Make sure there are no threads in doubt.
Make sure all transmission queues are empty
Have applications process all of the application messages, or offload the messages
Shut down MQ
Restore from your backup.
Any MCA channels which have been used may have the wrong sequence numbers, and will need to be reset
You may need to refresh cluster, so that you get the latest definitions sent the machine, and the information on local objects is propagated back to the full repository.
If you offloaded application messages, restore them
Reapply any changes, such as alter QL…
You need to be careful about applications connecting to your queue manager it is ready to do work. You might want to use strtmqm -ns to start in restricted mode.

It is dangerous if you restore the queue manager in a different place

You need to be careful if you restore a queue manager to a different place.

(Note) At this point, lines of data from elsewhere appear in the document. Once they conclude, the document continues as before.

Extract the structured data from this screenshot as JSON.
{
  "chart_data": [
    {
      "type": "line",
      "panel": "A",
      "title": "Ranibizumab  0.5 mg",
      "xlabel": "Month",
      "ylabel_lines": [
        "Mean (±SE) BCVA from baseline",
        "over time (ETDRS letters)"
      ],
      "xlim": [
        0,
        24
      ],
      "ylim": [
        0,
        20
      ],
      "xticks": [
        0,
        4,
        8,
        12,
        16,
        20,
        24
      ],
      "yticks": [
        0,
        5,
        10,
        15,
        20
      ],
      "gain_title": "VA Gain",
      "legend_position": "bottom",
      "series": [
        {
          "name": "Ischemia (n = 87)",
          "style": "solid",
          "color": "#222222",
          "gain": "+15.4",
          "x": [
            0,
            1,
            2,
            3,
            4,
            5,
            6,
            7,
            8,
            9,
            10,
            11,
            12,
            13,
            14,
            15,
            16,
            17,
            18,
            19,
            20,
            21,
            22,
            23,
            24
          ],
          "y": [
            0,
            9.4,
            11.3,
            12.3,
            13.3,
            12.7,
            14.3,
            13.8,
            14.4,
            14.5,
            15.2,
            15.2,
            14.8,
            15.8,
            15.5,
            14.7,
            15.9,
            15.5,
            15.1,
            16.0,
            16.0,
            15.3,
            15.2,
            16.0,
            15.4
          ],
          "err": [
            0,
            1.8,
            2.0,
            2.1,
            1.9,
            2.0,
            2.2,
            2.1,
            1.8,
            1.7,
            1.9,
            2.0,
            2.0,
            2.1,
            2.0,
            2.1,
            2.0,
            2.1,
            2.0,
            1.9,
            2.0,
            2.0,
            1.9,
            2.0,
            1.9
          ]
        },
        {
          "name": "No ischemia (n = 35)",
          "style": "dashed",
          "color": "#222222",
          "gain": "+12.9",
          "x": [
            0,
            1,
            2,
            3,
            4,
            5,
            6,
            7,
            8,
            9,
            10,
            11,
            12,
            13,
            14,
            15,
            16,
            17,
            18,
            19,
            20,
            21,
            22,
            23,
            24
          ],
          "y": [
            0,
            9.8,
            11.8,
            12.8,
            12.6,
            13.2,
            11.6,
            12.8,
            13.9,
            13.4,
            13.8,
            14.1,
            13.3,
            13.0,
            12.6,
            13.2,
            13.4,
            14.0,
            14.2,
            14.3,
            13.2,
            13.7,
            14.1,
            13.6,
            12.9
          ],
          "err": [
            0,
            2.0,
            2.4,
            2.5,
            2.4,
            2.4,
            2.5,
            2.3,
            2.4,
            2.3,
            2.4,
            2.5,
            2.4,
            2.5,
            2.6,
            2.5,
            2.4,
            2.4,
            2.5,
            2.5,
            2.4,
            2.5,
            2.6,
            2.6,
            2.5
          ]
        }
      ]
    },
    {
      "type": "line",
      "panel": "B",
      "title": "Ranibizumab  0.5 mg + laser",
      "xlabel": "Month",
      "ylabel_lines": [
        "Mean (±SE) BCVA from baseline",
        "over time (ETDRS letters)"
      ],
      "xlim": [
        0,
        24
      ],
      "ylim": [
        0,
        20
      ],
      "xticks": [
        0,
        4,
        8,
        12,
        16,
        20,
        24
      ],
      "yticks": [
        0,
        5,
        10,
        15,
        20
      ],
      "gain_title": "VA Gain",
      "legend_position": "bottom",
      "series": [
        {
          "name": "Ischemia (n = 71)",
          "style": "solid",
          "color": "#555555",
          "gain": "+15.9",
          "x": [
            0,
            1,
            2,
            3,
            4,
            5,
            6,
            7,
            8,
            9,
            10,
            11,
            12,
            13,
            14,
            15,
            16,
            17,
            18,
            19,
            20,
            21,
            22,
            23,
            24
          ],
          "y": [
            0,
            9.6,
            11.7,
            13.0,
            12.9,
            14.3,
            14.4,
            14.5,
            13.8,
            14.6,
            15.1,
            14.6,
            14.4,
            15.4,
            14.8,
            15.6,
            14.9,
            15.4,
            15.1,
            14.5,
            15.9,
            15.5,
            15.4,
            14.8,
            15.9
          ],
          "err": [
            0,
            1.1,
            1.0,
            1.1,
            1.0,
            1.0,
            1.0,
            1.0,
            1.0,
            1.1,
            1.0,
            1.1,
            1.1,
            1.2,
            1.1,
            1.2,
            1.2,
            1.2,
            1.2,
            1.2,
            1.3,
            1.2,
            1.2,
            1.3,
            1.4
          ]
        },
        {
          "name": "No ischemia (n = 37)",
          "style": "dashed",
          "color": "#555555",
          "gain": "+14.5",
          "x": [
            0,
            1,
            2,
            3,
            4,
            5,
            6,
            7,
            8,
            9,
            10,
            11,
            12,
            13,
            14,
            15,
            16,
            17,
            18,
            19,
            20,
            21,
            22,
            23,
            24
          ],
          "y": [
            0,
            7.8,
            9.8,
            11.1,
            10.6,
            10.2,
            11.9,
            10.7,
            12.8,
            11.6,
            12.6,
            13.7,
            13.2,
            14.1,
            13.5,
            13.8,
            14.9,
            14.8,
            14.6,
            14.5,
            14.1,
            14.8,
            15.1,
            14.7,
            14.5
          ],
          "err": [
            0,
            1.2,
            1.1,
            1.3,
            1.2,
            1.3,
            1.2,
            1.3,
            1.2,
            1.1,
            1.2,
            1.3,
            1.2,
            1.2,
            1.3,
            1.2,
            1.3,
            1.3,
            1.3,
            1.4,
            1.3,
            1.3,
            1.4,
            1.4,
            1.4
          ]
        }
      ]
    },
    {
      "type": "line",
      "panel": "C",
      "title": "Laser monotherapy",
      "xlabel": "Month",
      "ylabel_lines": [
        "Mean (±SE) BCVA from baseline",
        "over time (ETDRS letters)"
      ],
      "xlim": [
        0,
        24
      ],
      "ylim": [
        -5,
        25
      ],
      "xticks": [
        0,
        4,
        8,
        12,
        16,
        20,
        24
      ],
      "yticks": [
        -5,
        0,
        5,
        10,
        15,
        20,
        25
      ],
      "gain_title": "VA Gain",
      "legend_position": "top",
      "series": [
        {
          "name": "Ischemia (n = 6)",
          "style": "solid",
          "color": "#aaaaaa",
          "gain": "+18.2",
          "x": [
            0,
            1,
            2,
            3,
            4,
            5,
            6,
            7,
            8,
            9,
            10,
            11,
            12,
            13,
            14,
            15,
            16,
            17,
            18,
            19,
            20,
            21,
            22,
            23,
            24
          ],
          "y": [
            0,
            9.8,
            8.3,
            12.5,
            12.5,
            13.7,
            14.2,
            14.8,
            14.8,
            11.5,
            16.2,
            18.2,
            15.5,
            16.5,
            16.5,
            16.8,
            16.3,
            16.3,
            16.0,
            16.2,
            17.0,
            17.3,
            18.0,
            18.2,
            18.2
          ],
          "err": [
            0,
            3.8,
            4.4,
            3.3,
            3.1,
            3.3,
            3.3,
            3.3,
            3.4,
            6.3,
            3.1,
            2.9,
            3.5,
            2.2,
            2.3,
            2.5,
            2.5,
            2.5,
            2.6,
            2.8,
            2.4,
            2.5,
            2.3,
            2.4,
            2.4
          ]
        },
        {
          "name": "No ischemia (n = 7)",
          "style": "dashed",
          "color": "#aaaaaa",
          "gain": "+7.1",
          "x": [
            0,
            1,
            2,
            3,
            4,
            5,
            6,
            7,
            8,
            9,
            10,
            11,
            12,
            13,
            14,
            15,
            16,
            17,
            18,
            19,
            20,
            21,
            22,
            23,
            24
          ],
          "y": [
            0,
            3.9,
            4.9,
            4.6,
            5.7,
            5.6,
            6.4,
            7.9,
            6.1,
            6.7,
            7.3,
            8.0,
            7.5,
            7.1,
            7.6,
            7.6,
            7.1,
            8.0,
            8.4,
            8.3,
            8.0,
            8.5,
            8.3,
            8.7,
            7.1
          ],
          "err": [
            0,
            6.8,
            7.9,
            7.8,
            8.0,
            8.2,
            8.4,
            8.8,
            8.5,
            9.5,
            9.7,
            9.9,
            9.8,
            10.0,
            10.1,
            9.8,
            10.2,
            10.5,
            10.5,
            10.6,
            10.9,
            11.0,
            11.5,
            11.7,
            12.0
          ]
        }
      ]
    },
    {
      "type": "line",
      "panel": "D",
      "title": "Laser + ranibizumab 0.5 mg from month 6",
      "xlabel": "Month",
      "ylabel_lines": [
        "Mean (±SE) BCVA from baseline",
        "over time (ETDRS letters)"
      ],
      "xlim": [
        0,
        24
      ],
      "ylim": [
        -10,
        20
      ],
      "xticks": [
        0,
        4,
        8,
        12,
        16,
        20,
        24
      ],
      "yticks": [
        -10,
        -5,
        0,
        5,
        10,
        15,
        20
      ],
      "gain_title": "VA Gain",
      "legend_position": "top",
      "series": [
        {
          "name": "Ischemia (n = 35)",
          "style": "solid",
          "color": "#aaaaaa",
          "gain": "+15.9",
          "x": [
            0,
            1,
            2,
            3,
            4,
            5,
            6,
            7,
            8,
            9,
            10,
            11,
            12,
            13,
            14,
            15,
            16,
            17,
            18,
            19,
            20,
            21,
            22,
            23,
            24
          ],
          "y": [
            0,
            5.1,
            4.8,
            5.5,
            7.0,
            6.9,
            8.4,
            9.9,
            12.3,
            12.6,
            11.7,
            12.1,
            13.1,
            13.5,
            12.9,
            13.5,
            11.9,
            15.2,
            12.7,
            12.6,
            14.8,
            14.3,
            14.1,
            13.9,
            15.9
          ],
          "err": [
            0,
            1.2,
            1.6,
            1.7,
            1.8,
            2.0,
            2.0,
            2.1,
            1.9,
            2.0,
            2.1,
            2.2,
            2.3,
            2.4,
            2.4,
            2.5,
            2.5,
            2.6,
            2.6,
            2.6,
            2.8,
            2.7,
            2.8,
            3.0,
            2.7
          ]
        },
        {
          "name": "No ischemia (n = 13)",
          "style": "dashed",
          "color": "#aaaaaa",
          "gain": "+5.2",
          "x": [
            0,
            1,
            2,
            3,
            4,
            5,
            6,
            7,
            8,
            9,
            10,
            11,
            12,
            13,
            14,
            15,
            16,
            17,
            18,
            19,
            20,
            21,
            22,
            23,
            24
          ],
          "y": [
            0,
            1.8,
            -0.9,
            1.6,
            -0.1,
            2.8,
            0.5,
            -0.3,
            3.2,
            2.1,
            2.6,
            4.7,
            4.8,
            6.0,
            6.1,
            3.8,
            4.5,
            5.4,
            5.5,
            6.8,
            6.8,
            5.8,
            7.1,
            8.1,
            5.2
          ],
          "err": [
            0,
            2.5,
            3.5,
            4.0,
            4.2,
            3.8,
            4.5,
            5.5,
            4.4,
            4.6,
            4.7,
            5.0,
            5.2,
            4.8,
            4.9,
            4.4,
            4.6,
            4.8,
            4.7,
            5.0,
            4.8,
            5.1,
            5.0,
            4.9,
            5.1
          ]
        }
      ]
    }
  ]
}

If you restore it, and start it, then channels are likely to start, and messages flow. For example it will contact the full repository, and send information about the objects in the newly restored queue manager. The full repository will get confused as you have two queue managers with the same name, and same unique name sending information. It is difficult to resolve this once it has occurred. People have been known to do this when testing their disaster recovery procedures – and thus causing a major problem!

One more point…

As wpkf pointed out.

You can start the QM without starting the channel. strmqm -ns prevents any of the following processes from starting automatically when the queue manager starts: the channel initiator, the command server, listeners, and services. All connection authentication configuration is suppressed.